Influence of Al2O3 Coatings on HF Induced Transition Metal Dissolution from Lithium-Ion Cathodes

Transition metal (TM) dissolution from oxide cathode materials is a major challenge limiting the performance of modern Li-ion batteries. Coating the cathode materials with thin protective layers has proved to be a successful strategy to prolong their lifetime. Yet, there is a lack of fundamental understanding of the working mechanisms of the coating. Herein, the effect of the most commonly employed coating material, Al2O3, on suppressing hydrofluoric acid(HF)-induced TM dissolution from two state-of-the-art cathode materials, LiMn2O4 and LiNi0.8Mn0.1Co0.1O2, is investigated.
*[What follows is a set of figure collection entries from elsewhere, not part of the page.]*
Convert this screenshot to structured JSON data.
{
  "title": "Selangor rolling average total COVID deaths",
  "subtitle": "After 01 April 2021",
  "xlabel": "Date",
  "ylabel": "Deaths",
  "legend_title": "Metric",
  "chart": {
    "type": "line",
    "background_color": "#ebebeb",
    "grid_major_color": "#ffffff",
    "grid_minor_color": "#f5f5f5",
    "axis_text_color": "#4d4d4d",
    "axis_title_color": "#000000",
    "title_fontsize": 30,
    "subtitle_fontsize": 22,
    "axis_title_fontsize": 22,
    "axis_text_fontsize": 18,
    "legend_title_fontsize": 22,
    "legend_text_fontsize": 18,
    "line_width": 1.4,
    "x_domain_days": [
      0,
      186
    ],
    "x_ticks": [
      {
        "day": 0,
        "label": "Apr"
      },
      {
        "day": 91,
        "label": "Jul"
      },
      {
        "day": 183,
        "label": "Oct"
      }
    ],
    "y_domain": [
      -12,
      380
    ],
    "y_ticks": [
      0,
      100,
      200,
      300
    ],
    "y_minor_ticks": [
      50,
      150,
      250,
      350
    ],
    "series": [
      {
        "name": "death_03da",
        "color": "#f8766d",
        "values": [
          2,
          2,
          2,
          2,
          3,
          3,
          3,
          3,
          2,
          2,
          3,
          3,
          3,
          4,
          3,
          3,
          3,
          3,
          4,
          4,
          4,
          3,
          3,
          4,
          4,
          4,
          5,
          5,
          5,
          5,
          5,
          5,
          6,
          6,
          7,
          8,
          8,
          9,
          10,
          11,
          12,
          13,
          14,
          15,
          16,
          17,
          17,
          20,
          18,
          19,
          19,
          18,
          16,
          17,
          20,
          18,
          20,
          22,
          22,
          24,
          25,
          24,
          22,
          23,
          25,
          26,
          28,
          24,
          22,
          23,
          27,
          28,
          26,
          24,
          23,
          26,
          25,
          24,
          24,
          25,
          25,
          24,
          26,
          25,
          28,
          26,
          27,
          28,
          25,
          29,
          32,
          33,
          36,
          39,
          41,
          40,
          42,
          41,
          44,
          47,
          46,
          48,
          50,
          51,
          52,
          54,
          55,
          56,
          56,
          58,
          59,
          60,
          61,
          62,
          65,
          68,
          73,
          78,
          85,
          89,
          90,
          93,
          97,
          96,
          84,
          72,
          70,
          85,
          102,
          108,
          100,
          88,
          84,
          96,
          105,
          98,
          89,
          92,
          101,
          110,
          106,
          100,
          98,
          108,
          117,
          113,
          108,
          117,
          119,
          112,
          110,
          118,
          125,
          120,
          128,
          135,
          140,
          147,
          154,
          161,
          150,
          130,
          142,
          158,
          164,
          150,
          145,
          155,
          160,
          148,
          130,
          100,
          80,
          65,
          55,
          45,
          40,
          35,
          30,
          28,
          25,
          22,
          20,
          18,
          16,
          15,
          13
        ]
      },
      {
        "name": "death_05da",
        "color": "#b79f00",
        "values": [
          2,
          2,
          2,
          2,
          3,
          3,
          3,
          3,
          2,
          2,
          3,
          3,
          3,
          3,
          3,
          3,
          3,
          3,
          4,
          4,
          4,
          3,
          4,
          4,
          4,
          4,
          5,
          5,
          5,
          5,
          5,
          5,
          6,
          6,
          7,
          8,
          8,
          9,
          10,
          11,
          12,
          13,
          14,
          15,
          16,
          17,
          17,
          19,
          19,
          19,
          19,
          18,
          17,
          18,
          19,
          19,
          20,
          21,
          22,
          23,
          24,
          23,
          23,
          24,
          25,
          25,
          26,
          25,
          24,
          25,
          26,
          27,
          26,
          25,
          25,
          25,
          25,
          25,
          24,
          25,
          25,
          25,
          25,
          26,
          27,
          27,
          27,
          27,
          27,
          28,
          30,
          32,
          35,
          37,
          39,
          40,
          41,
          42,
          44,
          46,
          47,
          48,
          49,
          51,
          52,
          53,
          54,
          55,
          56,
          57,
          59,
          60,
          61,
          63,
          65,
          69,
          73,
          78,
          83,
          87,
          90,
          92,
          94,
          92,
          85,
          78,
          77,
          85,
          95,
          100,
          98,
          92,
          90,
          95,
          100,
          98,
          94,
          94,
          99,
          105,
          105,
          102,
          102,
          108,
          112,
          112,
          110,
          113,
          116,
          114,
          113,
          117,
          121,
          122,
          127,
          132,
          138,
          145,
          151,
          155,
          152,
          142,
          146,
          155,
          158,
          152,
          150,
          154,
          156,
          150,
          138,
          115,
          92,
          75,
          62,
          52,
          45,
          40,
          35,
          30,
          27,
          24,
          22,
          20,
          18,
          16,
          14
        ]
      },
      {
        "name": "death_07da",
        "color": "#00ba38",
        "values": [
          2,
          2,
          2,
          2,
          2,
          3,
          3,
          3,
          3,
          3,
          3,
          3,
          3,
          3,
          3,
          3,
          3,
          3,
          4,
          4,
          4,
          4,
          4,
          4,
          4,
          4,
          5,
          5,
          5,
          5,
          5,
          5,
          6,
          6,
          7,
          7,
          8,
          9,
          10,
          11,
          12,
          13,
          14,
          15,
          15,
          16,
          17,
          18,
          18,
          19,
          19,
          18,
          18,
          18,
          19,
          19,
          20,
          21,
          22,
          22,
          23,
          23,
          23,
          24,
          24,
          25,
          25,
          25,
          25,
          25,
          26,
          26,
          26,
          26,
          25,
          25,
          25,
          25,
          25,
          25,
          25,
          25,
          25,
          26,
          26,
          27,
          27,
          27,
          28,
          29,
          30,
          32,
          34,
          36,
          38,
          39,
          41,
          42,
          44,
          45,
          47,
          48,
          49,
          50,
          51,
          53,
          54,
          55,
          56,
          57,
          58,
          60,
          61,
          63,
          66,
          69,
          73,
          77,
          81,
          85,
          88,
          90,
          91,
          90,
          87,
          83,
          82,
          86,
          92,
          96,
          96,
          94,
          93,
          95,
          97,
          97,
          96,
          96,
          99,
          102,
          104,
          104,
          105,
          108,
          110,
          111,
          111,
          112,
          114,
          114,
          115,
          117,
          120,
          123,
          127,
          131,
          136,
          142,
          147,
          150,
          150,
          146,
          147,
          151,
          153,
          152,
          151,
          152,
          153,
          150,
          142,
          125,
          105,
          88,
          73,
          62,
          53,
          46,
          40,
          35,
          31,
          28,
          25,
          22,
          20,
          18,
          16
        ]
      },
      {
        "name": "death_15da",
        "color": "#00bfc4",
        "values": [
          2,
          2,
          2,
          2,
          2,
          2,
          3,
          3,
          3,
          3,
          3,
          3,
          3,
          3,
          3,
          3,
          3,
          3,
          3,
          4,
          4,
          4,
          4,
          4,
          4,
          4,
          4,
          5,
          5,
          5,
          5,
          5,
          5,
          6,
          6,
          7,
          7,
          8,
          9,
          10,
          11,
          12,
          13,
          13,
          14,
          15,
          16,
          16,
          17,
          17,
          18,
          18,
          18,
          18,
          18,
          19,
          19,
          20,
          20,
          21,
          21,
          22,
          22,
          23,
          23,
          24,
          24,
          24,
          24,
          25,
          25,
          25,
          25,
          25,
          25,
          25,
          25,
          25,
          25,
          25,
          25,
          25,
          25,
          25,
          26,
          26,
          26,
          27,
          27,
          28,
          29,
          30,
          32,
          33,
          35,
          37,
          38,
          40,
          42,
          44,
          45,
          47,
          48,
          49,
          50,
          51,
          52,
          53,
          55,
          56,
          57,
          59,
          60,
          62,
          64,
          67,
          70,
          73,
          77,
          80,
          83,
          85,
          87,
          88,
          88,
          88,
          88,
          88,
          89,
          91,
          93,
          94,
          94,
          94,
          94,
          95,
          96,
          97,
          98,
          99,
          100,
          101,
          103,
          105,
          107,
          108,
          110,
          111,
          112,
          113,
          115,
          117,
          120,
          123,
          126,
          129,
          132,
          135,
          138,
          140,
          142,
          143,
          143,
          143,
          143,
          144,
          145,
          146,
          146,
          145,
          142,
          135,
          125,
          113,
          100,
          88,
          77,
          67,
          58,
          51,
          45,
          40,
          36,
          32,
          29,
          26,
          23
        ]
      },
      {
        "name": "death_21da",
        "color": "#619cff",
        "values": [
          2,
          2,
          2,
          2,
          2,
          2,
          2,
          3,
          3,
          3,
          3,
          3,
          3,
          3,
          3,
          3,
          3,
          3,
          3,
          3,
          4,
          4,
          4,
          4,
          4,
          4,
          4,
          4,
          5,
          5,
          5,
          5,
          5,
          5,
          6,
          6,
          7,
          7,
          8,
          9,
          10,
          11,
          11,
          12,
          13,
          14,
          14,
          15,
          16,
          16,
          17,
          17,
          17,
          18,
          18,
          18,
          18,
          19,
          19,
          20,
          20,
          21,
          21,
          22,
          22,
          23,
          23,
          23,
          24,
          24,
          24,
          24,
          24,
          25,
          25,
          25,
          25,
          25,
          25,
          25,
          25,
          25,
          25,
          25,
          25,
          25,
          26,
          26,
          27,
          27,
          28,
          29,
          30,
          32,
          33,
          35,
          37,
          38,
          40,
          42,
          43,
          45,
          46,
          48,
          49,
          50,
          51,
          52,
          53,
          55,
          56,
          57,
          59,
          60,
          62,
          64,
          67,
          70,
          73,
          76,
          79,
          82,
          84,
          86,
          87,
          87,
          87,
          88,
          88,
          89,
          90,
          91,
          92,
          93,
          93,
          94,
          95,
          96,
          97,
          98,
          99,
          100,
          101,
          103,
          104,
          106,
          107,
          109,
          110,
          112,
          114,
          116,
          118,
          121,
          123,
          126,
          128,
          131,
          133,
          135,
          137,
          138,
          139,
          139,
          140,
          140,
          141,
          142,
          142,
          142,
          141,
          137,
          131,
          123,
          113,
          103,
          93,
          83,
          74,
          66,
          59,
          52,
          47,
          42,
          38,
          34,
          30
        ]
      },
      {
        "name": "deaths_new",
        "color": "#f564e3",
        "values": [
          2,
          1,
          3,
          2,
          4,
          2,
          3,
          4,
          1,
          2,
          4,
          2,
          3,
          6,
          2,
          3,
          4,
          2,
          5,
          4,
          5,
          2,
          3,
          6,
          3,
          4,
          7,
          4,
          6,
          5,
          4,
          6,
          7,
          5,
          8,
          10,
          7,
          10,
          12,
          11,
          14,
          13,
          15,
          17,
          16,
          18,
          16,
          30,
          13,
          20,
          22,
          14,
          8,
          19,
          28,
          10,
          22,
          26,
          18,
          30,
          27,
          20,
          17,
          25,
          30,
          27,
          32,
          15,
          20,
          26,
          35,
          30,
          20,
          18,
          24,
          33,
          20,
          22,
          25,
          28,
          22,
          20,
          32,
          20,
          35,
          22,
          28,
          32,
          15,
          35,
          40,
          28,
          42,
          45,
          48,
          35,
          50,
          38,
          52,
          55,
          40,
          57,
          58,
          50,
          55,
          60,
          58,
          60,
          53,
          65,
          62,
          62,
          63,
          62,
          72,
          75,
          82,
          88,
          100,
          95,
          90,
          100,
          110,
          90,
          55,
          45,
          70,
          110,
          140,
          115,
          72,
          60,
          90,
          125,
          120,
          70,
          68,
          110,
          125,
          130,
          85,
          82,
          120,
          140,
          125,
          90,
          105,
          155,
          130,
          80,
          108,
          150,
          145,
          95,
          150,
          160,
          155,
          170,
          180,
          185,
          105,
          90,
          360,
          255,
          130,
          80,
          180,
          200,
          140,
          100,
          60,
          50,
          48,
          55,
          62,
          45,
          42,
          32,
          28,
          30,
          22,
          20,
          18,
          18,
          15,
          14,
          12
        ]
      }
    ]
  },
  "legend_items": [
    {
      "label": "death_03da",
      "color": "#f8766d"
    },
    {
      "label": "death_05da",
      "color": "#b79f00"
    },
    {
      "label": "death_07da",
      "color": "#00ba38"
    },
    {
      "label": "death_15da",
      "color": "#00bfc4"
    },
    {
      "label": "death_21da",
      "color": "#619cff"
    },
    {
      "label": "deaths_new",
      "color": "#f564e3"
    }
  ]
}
Karl Fischer titration, fluoride selective probe and inductively coupled plasma optical emission spectrometry are coupled to determine the evolution of H2O, HF and TM concentrations, respectively, when the active materials come in contact with the aged electrolyte. The coating reduces the extent of TM dissolution, in part due to the ability of Al2O3 to scavenge HF and reduce the acidity of the electrolyte. Delithiation of the cathode materials, however, increases the extent of TM dissolution, likely because of the higher vulnerability of surface TMs in +IV oxidation state towards HF attack. In conclusion, the current study evidences the important role of acid-base reactions in governing TM dissolution in Li-ion batteries and shows that coatings enhance the chemical integrity of the cathode towards an acidic electrolyte.

Automated summary

The coating material Al2O3 can effectively reduce the extent of transition metal dissolution induced by HF, mainly because it can scavenge HF and reduce the acidity of the electrolyte. However, delithiation of the cathode materials increases the extent of transition metal dissolution.